1. INTRODUCTION Hepatitis C virus (HCV) NS5B is a RNA-dependent-RNA polymerase that catalyzes the synthesis of progenic viral RNA strands and, due to its apparent sequence and structural differences with human DNA and RNA polymerases, represents an attractive target for the development of HCV selective inhibitors.1 In 2010, GSK5852 (1), a NS5B inhibitor, was selected as a candidate for clinical development for the treatment of HCV infection. The benzylboronic acid in 1 is a critical pharmacophore for the broad spectrum antiviral activity against HCV genotype (GT) 1−6 replicons, as well as clinically relevant resistant strains, because the activity of 1 could not be replicated with conventional acid isosteres.2 However, its plasma half-life of 5 h is low.

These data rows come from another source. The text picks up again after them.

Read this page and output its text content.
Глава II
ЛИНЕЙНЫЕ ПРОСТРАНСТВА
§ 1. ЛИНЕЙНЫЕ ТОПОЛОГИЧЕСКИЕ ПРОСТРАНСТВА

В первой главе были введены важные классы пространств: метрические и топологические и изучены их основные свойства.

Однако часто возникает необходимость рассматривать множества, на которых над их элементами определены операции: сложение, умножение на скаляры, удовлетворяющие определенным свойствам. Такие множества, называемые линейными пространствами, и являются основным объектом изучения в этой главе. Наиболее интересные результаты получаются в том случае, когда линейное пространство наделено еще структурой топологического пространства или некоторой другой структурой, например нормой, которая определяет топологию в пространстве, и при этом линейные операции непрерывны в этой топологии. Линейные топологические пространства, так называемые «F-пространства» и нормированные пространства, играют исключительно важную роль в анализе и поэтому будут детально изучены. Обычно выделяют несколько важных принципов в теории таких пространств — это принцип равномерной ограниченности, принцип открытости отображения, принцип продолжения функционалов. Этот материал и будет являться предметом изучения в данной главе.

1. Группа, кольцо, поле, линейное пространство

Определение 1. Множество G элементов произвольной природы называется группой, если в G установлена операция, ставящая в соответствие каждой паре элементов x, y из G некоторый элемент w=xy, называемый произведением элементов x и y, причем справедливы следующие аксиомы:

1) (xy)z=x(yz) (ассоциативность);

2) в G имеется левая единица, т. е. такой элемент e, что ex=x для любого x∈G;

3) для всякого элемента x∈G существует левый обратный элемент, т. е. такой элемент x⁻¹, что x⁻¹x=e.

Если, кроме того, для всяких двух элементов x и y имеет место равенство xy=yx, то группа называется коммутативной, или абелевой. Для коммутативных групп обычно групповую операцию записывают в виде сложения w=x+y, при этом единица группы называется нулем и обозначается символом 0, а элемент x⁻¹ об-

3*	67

Its facile benzylic oxidation and formation in vivo of 2 and 4-borono-3fluorobenzoic acid (3) have been found to be the reason for the poor half-life. A plausible mechanism for the formation of 3 involves facile oxidation of the benzylic carbon and subsequent C−N bond cleavage (Figure 1). On the basis of the hypothesis that reduction or elimination of the benzylic oxidation associated with benzyl boronic acid (1) would decrease the preclinical in vivo clearance, prevent formation of metabolite 2, and ultimately translate into improved human pharmacokinetic properties and lowering of the therapeutic dose, backup efforts guided by structure-based design were undertaken. These efforts were focused on the metabolism-directed optimization process and culminated in the discovery of 5-cyclopropyl-2-(4-fluorophenyl)-6-((1-hydroxy-1,3-dihydrobenzo[c][1,2]oxaborol-5-yl)(methylsulfonyl)methyl)-N-methylbenzofuran-3-carboxamide (49, GSK8175), which is a clinical candidate.3 © XXXX American Chemical Society

One of the major challenges in discovery of drug candidates is the optimization of the lead compound for efficacy and druglike properties. Undoubtedly, the difficulty of any such project is to find compounds with multiple attributes, in this case, absence of benzylic metabolism while maintaining a useful antiviral profile, especially against the key clinically relevant mutant strains, which is a distinct feature of this particular problem. Optimization is more readily achieved by development of convergent synthetic routes in combination with structure- and property-based lead optimization. We have focused more on some notable structure-based medicinal chemistry design themes and metabolism-directed drug design, diversity-oriented modification, multiparameter optimization, and X-ray crystallography, and the inspirations these can bring to medicinal chemists.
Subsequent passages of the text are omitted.